Money is the most visible measure of success. The total cash on hand or in a bank account means you can pay the bills, cover payroll and have enough left to pay yourself. However, the amount of cash you have available doesn’t provide a full picture. Reviewing your income statement, balance sheet and cash flow statement illustrate how money is moving into and out of the business.

“You have to look at the costs, income and profitability of each of your horses if you are a lesson barn and of your business sectors if you run a hybrid business of boarding/training/lessons/etc.,” said Barbara Lindberg, the equine business management director of Cazenovia College. “This requires breaking expenses and income down and attributing them to their various areas or horses that are incurring or earning them.”

If you discover that you have a horse that actually doesn’t pay his way, you might have to admit that he is actually a pet and the business shouldn’t be supporting him. That doesn’t mean you can’t keep him and support him personally, Lindberg said.

Ask for Feedback

Your stable can’t survive without clients. Find out what is working, or not, for your clients. A one-on-one conversation is a good place to start. A suggestion box or an online survey are other options for gathering insight on what customers appreciate or what they would like to see changed.

Barns that have staff should check in with employees, too. Check to find out how staff feel about your business, according to Kimberly LaComba, PhD, an assistant professor of equine business management at the University of Findlay. This can be done daily, weekly, monthly, and/or yearly.

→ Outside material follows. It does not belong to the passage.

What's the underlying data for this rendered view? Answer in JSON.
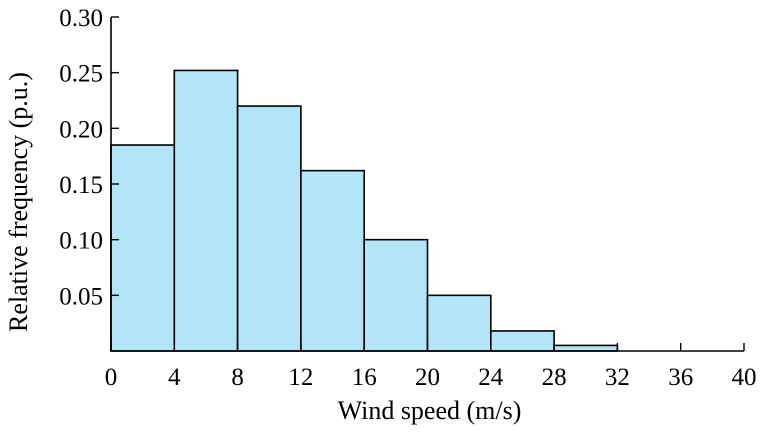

“It allows for the team to be reminded that they are working toward common goals and to know if they need to make adjustments, which is common and okay, or if the goals have been attained,” she said.

“Equine businesses will benefit from having specific goals that include steps on how they will reach those goals,” LaComba concluded. 

Quantify New Customers

It’s important to know how many new customers join your barn every year and what attracts them. Review the total number of first-time clients and strive to understand which services are attracting the most new business. Is your lesson program driving growth or is it training or hauling services?

Once you understand what attracts customers, determine how you can better use that as a competitive advantage and gain even more clients to your business.